Cerebrovascular accident (CVA) is commonly known as stroke. In Canada, stroke is:
- The number one cause of disability
- The second leading cause of dementia
- The third leading cause of death
Between 2008 and 2009, over 10,500 people in British Columbia had been diagnosed with stroke for the first time. Of these, 4,500 patients had a severe stroke and needed hospitalization. The annual medical cost exceed 330 million Canadian dollars. For every 100 first time stroke victims:
- 27 died
- 15 became severely disable and required long-term care
Two Main Types of Stroke:
- Ischemic Stroke: 80% of patients
- Hemorrhagic Stroke: 20% of patients
Ischemic stroke occurs when the blood supply to the brain is interrupted due to blocked arteries (blood vessels).

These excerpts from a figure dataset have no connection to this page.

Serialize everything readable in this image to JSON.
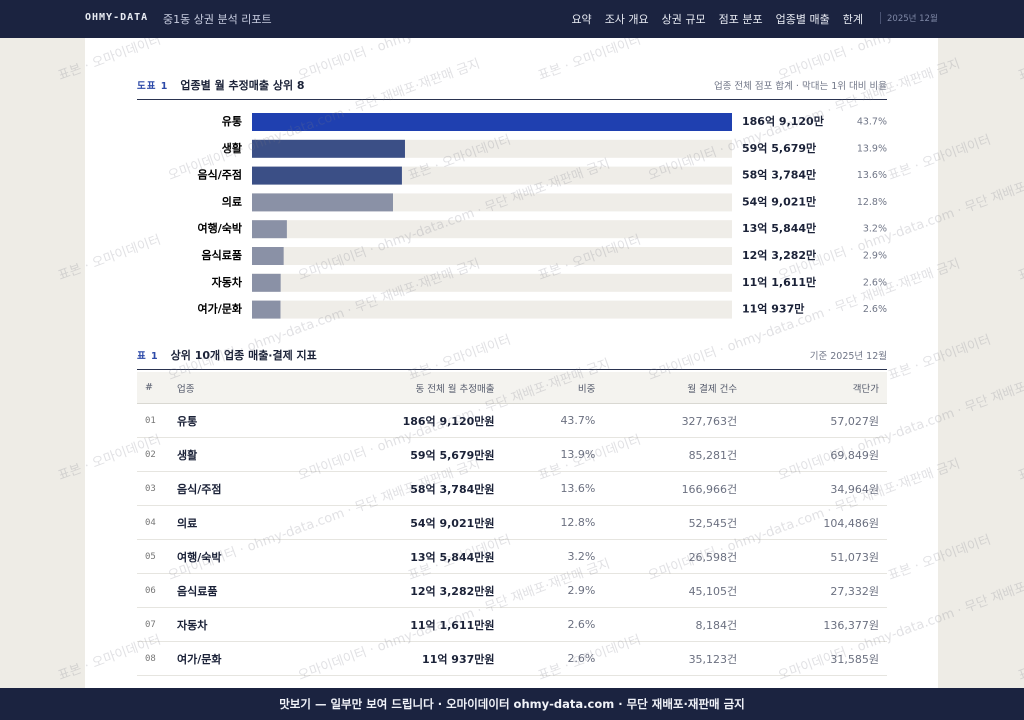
{
  "nav": {
    "logo": "OHMY-DATA",
    "subtitle": "중1동 상권 분석 리포트",
    "items": [
      "요약",
      "조사 개요",
      "상권 규모",
      "점포 분포",
      "업종별 매출",
      "한계"
    ],
    "date": "2025년 12월"
  },
  "chart_data": {
    "type": "bar",
    "label": "도표 1",
    "title": "업종별 월 추정매출 상위 8",
    "note": "업종 전체 점포 합계 · 막대는 1위 대비 비율",
    "categories": [
      "유통",
      "생활",
      "음식/주점",
      "의료",
      "여행/숙박",
      "음식료품",
      "자동차",
      "여가/문화"
    ],
    "values": [
      1869120,
      595679,
      583784,
      549021,
      135844,
      123282,
      111611,
      110937
    ],
    "value_labels": [
      "186억 9,120만",
      "59억 5,679만",
      "58억 3,784만",
      "54억 9,021만",
      "13억 5,844만",
      "12억 3,282만",
      "11억 1,611만",
      "11억 937만"
    ],
    "shares": [
      43.7,
      13.9,
      13.6,
      12.8,
      3.2,
      2.9,
      2.6,
      2.6
    ],
    "share_labels": [
      "43.7%",
      "13.9%",
      "13.6%",
      "12.8%",
      "3.2%",
      "2.9%",
      "2.6%",
      "2.6%"
    ],
    "colors": [
      "#1f40b0",
      "#3b4f86",
      "#3b4f86",
      "#8a91a6",
      "#8a91a6",
      "#8a91a6",
      "#8a91a6",
      "#8a91a6"
    ]
  },
  "table": {
    "label": "표 1",
    "title": "상위 10개 업종 매출·결제 지표",
    "note": "기준 2025년 12월",
    "headers": [
      "#",
      "업종",
      "동 전체 월 추정매출",
      "비중",
      "월 결제 건수",
      "객단가"
    ],
    "rows": [
      [
        "01",
        "유통",
        "186억 9,120만원",
        "43.7%",
        "327,763건",
        "57,027원"
      ],
      [
        "02",
        "생활",
        "59억 5,679만원",
        "13.9%",
        "85,281건",
        "69,849원"
      ],
      [
        "03",
        "음식/주점",
        "58억 3,784만원",
        "13.6%",
        "166,966건",
        "34,964원"
      ],
      [
        "04",
        "의료",
        "54억 9,021만원",
        "12.8%",
        "52,545건",
        "104,486원"
      ],
      [
        "05",
        "여행/숙박",
        "13억 5,844만원",
        "3.2%",
        "26,598건",
        "51,073원"
      ],
      [
        "06",
        "음식료품",
        "12억 3,282만원",
        "2.9%",
        "45,105건",
        "27,332원"
      ],
      [
        "07",
        "자동차",
        "11억 1,611만원",
        "2.6%",
        "8,184건",
        "136,377원"
      ],
      [
        "08",
        "여가/문화",
        "11억 937만원",
        "2.6%",
        "35,123건",
        "31,585원"
      ]
    ]
  },
  "footer": "맛보기 — 일부만 보여 드립니다 · 오마이데이터 ohmy-data.com · 무단 재배포·재판매 금지",
  "watermark": [
    "표본 · 오마이데이터",
    "오마이데이터 · ohmy-data.com · 무단 재배포·재판매 금지"
  ]
}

This results in oxygen and nutrients unable to be transported to the brain causing brain cell death. The respective body functions that are controlled by the damaged parts of the brain will be affected.
Hemorrhagic Stroke is caused by ruptured (burst) arteries (blood vessels), resulting in leakage of blood into brain tissue.

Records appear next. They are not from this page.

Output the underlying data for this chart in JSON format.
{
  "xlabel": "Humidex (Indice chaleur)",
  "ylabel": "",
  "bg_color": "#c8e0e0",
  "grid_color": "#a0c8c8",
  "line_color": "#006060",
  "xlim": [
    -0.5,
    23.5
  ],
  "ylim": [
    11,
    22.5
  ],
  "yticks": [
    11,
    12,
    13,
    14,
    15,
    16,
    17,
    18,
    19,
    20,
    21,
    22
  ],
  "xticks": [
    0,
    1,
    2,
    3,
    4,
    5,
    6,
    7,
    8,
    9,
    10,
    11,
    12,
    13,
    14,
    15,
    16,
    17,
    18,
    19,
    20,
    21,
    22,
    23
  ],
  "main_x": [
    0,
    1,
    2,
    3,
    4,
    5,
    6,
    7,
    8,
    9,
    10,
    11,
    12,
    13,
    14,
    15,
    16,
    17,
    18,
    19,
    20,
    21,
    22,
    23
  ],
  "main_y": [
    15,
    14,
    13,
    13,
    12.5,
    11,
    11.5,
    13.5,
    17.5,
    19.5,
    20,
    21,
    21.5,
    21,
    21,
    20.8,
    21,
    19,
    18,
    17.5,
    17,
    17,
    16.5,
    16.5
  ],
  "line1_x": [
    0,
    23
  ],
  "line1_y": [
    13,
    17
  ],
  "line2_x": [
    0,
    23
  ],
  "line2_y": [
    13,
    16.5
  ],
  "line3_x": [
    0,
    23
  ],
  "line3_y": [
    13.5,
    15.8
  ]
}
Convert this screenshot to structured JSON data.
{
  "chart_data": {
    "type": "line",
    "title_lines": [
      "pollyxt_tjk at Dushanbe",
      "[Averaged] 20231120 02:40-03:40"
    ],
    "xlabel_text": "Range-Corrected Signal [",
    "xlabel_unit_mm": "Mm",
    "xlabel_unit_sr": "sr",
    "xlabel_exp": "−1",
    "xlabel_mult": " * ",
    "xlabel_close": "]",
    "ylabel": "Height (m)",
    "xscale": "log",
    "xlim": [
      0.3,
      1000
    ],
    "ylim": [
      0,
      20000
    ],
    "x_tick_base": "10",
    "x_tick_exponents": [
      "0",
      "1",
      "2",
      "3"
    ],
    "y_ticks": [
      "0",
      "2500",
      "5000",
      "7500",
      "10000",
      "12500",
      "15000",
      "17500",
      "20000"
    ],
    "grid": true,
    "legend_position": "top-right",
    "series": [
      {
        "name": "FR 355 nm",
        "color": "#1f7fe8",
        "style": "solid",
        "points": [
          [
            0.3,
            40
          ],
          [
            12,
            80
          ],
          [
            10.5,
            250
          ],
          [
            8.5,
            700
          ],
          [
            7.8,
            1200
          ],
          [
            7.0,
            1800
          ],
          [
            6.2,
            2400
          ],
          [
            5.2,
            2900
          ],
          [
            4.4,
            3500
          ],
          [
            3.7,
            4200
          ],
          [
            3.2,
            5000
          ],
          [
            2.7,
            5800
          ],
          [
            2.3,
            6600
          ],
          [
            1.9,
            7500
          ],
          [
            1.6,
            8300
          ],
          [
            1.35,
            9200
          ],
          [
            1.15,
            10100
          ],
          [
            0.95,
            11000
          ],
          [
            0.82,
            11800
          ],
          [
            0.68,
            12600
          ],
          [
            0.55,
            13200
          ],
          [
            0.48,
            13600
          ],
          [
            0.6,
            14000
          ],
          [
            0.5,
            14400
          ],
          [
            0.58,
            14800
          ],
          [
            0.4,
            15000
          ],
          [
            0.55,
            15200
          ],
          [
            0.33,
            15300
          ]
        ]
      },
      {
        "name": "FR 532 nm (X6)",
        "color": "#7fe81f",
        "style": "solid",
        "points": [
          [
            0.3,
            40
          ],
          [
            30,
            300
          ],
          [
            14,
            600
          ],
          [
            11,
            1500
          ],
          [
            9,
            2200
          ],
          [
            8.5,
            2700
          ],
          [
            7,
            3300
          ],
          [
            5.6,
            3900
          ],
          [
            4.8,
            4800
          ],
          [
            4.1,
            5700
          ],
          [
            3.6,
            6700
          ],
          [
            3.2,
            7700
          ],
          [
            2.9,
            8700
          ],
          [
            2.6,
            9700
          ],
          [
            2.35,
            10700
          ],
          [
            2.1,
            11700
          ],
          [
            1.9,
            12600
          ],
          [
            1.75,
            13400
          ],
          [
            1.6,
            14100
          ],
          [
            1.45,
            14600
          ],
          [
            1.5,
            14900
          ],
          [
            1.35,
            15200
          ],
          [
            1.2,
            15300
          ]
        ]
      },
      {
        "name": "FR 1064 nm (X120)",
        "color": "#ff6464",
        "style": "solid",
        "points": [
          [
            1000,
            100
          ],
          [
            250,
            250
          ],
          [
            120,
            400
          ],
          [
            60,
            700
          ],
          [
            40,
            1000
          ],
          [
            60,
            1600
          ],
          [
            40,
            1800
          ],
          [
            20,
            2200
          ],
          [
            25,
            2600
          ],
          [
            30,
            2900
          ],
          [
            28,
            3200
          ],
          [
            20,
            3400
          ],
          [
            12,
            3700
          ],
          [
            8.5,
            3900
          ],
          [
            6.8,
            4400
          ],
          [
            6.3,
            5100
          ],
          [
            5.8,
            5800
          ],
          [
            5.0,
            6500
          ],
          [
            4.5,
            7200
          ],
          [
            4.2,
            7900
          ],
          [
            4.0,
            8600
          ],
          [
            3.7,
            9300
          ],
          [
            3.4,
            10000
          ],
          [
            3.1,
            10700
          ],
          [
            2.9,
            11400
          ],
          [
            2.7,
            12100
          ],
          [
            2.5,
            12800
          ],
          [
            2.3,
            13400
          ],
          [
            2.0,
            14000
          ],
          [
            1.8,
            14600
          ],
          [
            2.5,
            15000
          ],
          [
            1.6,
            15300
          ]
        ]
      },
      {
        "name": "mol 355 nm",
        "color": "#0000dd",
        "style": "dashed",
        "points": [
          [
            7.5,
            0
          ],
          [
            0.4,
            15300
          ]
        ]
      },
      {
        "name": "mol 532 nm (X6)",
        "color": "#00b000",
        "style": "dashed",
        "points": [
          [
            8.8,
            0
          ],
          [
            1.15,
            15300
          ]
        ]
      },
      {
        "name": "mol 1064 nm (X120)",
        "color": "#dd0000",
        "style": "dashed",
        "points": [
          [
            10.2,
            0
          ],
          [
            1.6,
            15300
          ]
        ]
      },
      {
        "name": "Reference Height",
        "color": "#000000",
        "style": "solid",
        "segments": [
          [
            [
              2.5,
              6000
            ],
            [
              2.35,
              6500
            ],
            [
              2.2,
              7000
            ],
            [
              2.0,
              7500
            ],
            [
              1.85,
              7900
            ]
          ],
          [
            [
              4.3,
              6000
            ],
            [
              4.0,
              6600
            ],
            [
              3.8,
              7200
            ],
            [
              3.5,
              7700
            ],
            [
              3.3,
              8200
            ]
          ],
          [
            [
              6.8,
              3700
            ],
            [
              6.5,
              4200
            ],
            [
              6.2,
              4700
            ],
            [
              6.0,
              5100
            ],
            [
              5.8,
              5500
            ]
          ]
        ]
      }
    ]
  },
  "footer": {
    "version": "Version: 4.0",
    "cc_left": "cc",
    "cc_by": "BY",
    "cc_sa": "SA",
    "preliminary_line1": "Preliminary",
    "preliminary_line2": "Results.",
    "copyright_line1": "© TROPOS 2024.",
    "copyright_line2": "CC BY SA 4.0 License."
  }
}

Transient Ischemic Attack:
Transient ischemic attack (TIA) is a mini-stroke. Similar to stroke, TIA can happen without any warnings signs or symptoms. The sudden onset can last for several minutes, or up to 24 hours. TIA has similar symptoms to stroke but the difference is TIA will resolve without treatment. However, the occurrence of TIA strongly suggests that there may be a blockage of blood flow in the brain arteries, which will very likely progress into a stroke. Many stroke patients (15%) previously experienced TIA.
- Internal factors
- Family medical history
- History of having stroke/TIA
- External factors
The more risk factors you have increases your chance of having a stroke!